EL++ was introduced in the conference paper [IJCAI05], though in a slightly different version than the one reported here (because, here, EL++ is tailored towards OWL 1.1 DL). The cited paper is accompanied by a technical report [TR05] containing more details. It contains a proof of tractability and also shows that EL++ is a maximal tractable fragment in the sense that, when standard expressive means such as inverse properties and cardinality restrictions are added, tractability is lost. How to efficiently implement the polytime algorithms from [IJCAI05] was studied in [M4M05]. The algorithms described in that paper underly the CEL reasoner. A system description of CEL is given in [IJCAR06].
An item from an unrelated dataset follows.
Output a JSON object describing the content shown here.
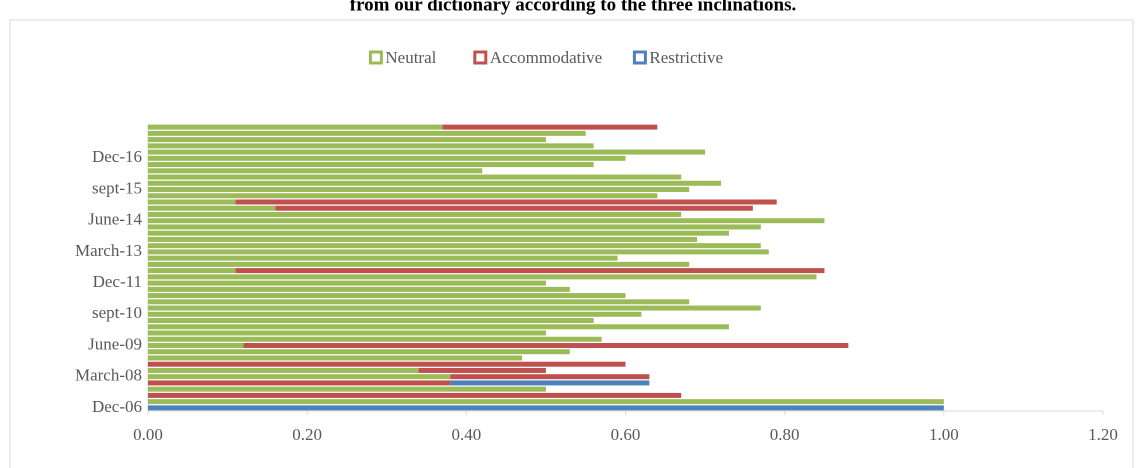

Other research on EL++ and its variations has considered, for example, conjunctive query answering over instance data [DL07],[ISWC07],[LPAR07], explaining the results of classification [KI07], and deciding conservative extensions, which is related to the modularity of ontologies [CADE07].


References

[IJCAI05]
Pushing the EL Envelope. F. Baader, S. Brandt, and C. Lutz. In Proc. of the 19th Joint Int. Conf. on Artificial Intelligence (IJCAI 2005), 2005.
[TR05]
Pushing the EL Envelope. F. Baader, S. Brandt, and C. Lutz. LTCS-Report 05-01, Institute for Theoretical Computer Science, Dresden University of Technology, Germany, 2005.
[M4M05]
Is Tractable Reasoning in Extensions of the Description Logic EL Useful in Practice?. F. Baader, C. Lutz, and B. Suntisrivaraporn. In Proceedings of the Methods for Modalities Workshop (M4M-05), Berlin, Germany, 2005.
[IJCAR06]
CEL—A Polynomial-time Reasoner for Life Science Ontologies. F. Baader, C. Lutz, and B. Suntisrivaraporn. In U. Furbach and N. Shankar, editors, Proceedings of the 3rd International Joint Conference on Automated Reasoning (IJCAR'06), volume 4130 of Lecture Notes in Artificial Intelligence, pages 287–291. Springer-Verlag, 2006.
[ISWC07]
Conjunctive Queries for a Tractable Fragment of OWL 1.1. M. Kroetzsch, S. Rudolph, P. Hitzler. In K. Aberer and K.-S. Choi and N. Noy and D. Allemang and K.-I. Lee and L. Nixon and J. Golbeck and P. Mika and D. Maynard and R. Mizoguchi and G. Schreiber and P. Cudré-Mauroux, Proceedings of the 6th International Semantic Web Conference (ISWC 2007), volume 4825 of LNCS, pp. 310--323. Springer, November 2007.
[DL07]
On conjunctive query answering in EL. R. Rosati. In Proceedings of the 2007 International Workshop on Description Logic (DL 2007), CEUR Electronic Workshop Proceedings, 2007.
[LPAR07]
Data Complexity in the EL family of Description Logics. A. Krisnadhi and C. Lutz. In Proceedings of the 14th International Conference on Logic for Programming Artificial Intelligence and Reasoning (LPAR07), LNCS. Springer Verlag, 2007.
[KI07]
Pinpointing in the Description Logic EL+. F. Baader, R. Penaloza, and B. Suntisrivaraporn. In Proceedings of the 30th German Conference on Artificial Intelligence (KI2007), LNAI, Springer-Verlag, 2007.
[CADE07]
Conservative Extensions in the Lightweight Description Logic EL. C. Lutz and F. Wolter. In Proceedings of the 21st Conference on Automated Deduction (CADE-21). Springer-Verlag, 2007.